Si Claire Adelfang se forme aux différentes techniques de la photographie, d’emblée elle a en tête un objectif, travailler de façon traditionnelle, en photo argentique et sur un format carré. Une démarche qui n’est pas habituelle, notamment pour photographier des paysages ou de l’architecture où les formats horizontaux sont la norme. Un format carré risqué, qui impose d’assumer ses choix.
... en lumières naturelles
« J’avais besoin de construire à ma manière une image. Et le format carré confine un équilibre. Il ferme ma recherche graphique et sculpturale. J’essaie de construire l’image selon ce format, ce qui donne une autre lecture du lieu. Je joue aussi beaucoup sur les profondeurs et sur les gros plans ou les plans assez rapprochés qui offrent un certain aplat et parfois une sorte d’abstraction d’image. »

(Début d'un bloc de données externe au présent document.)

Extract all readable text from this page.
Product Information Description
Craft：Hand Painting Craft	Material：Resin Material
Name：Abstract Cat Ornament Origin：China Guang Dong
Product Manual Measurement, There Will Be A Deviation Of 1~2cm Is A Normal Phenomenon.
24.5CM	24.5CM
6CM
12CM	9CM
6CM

La recherche de la profondeur se joue dans les ombres et la modulation, déterminante dans la construction de ses images. Des ombres et des lumières toujours naturelles, sans rajout d’éclairage.
Parcours
Ce qui l’a amenée à la photographie…
« Après une prépa artistique à l'Atelier de Sèvres, j’ai poursuivi des études aux Beaux-Arts de Paris. On touche un peu à tout en prépa, il faut expérimenter différentes pratiques pour savoir où est sa sensibilité. J’ai tout de suite été attirée par la photographie. Mon père, Serge Adelfang [journaliste] aime la photographie et mon grand-père paternel, que je n’ai pas connu, faisait de la photographie en amateur. Mon père m’a légué son appareil qui était une petite chambre, hors d’usage aujourd’hui et qui avait une valeur sentimentale. La photo est ainsi venue naturellement dans mon parcours d’étudiante. Lorsque je suis arrivée aux Beaux-Arts, j’ai cherché tout de suite à développer cette pratique. J’ai donc choisi comme chef d’atelier le photographe Patrick Tosani. Il m’a apporté la technique, évidemment, mais aussi comment contrôler l’image, puis s’en emparer et la manière d’en parler. »

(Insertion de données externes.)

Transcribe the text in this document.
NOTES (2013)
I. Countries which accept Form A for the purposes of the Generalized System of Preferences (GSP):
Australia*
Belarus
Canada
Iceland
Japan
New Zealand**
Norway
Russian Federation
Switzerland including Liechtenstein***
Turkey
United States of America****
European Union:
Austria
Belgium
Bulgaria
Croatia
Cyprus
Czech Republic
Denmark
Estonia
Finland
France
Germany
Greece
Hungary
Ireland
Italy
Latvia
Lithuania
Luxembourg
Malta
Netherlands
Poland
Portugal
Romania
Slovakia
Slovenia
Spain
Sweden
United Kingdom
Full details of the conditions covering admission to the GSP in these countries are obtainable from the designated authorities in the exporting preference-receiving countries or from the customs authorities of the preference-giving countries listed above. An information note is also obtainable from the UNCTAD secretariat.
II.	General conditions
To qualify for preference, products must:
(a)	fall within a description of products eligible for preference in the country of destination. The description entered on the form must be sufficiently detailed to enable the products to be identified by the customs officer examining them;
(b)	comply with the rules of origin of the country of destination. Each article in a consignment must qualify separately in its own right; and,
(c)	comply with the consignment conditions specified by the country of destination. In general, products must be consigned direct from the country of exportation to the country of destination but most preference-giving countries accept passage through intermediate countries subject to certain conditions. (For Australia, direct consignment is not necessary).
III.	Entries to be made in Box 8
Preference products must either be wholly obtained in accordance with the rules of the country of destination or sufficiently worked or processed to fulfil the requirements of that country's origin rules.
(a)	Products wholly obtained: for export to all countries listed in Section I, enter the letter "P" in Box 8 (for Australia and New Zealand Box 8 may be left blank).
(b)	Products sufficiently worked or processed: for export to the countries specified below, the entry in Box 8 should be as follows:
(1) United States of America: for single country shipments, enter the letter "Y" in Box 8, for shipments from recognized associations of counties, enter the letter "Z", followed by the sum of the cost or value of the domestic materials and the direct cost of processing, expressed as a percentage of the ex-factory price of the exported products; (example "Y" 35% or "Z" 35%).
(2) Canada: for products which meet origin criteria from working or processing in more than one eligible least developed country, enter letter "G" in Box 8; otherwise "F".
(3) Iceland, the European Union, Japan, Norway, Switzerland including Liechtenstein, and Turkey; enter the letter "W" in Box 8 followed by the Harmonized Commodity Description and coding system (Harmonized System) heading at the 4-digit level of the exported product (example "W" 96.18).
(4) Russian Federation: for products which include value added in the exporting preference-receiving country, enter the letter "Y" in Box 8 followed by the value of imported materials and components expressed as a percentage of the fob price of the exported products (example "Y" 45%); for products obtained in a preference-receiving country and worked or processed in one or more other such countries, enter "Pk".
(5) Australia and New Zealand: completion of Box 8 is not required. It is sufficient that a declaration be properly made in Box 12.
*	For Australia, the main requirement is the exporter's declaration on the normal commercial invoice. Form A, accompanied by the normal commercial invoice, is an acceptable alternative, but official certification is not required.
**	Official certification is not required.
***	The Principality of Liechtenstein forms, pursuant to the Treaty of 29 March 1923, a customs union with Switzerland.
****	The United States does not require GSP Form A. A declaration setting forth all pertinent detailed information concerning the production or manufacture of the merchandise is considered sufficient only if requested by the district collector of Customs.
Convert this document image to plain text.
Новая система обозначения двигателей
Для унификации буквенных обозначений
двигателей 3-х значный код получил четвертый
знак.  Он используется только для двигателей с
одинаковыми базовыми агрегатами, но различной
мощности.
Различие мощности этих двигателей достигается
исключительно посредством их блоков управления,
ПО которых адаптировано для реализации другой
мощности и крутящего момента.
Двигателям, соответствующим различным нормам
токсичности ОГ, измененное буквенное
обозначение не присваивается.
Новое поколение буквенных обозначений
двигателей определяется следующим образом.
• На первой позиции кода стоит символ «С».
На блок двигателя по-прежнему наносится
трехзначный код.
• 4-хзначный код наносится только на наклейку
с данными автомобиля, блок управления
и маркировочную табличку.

« Dans certaines de mes photographies l’arbre représente l’axe central et il est un élément de conjonction entre l’eau, l’air, la terre et la lumière. Parfois, je cherche à aller sous le cadre, en profondeur, toucher aux racines, parfois je cherche à sculpter le paysage, et l’arbre y devient alors motif. »

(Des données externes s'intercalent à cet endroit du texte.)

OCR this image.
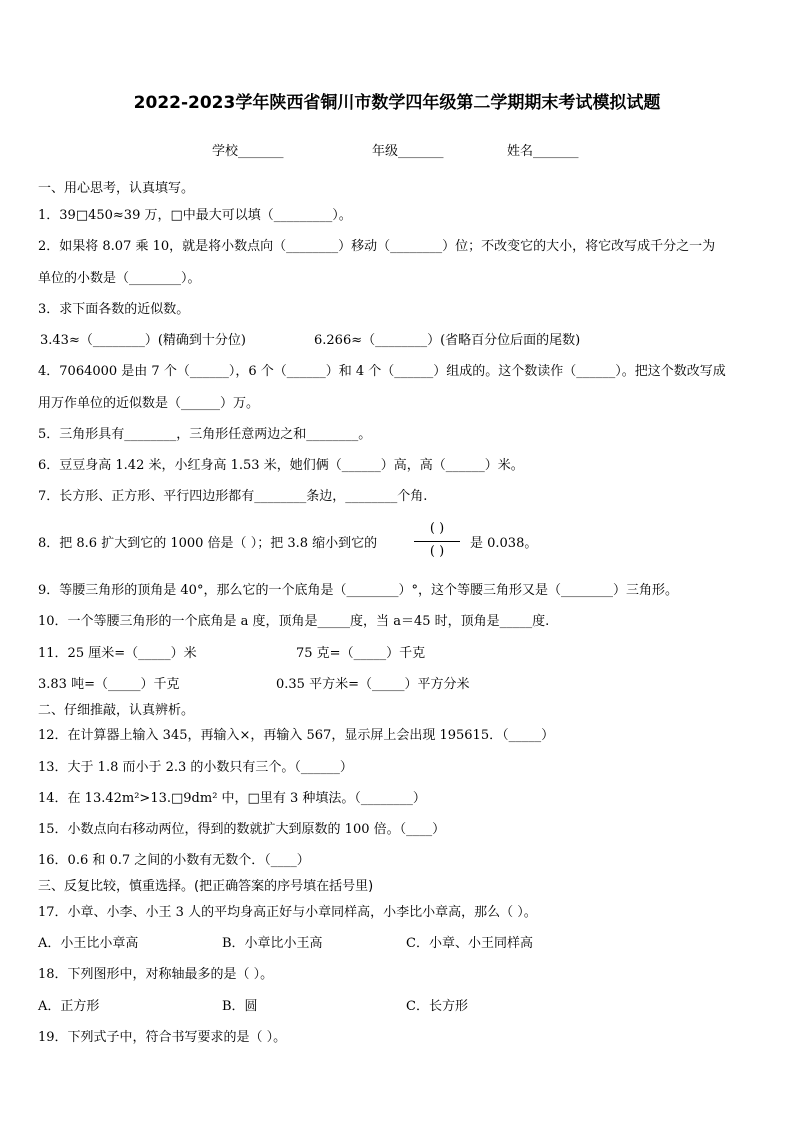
2022-2023学年陕西省铜川市数学四年级第二学期期末考试模拟试题
学校_______	年级_______	姓名_______
一、用心思考，认真填写。
1．39□450≈39 万，□中最大可以填（_________）。
2．如果将 8.07 乘 10，就是将小数点向（________）移动（________）位；不改变它的大小，将它改写成千分之一为
单位的小数是（________）。
3．求下面各数的近似数。
3.43≈（________）(精确到十分位)	6.266≈（________）(省略百分位后面的尾数)
4．7064000 是由 7 个（______），6 个（______）和 4 个（______）组成的。这个数读作（______）。把这个数改写成
用万作单位的近似数是（______）万。
5．三角形具有________，三角形任意两边之和________。
6．豆豆身高 1.42 米，小红身高 1.53 米，她们俩（______）高，高（______）米。
7．长方形、正方形、平行四边形都有________条边，________个角.
8．把 8.6 扩大到它的 1000 倍是（ ）；把 3.8 缩小到它的
( )
( )
是 0.038。
9．等腰三角形的顶角是 40°，那么它的一个底角是（________）°，这个等腰三角形又是（________）三角形。
10．一个等腰三角形的一个底角是 a 度，顶角是_____度，当 a＝45 时，顶角是_____度.
11．25 厘米=（_____）米	75 克=（_____）千克
3.83 吨=（_____）千克	0.35 平方米=（_____）平方分米
二、仔细推敲，认真辨析。
12．在计算器上输入 345，再输入×，再输入 567，显示屏上会出现 195615．（_____）
13．大于 1.8 而小于 2.3 的小数只有三个。（______）
14．在 13.42m²>13.□9dm² 中，□里有 3 种填法。（________）
15．小数点向右移动两位，得到的数就扩大到原数的 100 倍。（____）
16．0.6 和 0.7 之间的小数有无数个．（____）
三、反复比较，慎重选择。(把正确答案的序号填在括号里)
17．小章、小李、小王 3 人的平均身高正好与小章同样高，小李比小章高，那么（ ）。
A．小王比小章高	B．小章比小王高	C．小章、小王同样高
18．下列图形中，对称轴最多的是（ ）。
A．正方形	B．圆	C．长方形
19．下列式子中，符合书写要求的是（ ）。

Si l'artiste maîtrise l’ensemble de la chaine de production en argentique, ses tirages sont réalisés au sein de l’atelier de Diamantino Quintas (lire notre article en cliquant ICI). Le tirage est un art à part entière. « Mes photos servent à des expositions. J’ai besoin d’un tireur professionnel. Je travaille avec Diamantino depuis très longtemps. Je suis là au moment de la réalisation, ce qui me permet d’avoir un échange pour qu’il puisse reproduire au mieux ce que je souhaite retranscrire en termes de profondeur, de lumière et de couleurs. C’est la concrétisation du travail, et un moment toujours très agréable. »
Consultez l'ensemble de sa biographie, de ses références et de ses travaux en cours en cliquant ICI.
« Ma sensibilité se porte sur la peinture et le cinéma »
A la question des sources de son inspiration, Claire déclare être sensible à la peinture et au cinéma, qu’elle met avant le graphique. Beaucoup de ses images font penser à des décors de films. Il-y-a dans son travail une atmosphère de Nouvelle Vague, celle qui déferla de Paris à Rome dans les années 1950, pionnière du cinéma d’auteur.
Le Hameau de la Reine - Intérieur III, VI, VIII | Versailles © Claire Adelfang.
Cette série de photographies a été commandée en 2014 par l’Etablissement du Château, du Musée et du domaine national de Versailles pour le portfolio de son magazine culturel « Les Carnets de Versailles ».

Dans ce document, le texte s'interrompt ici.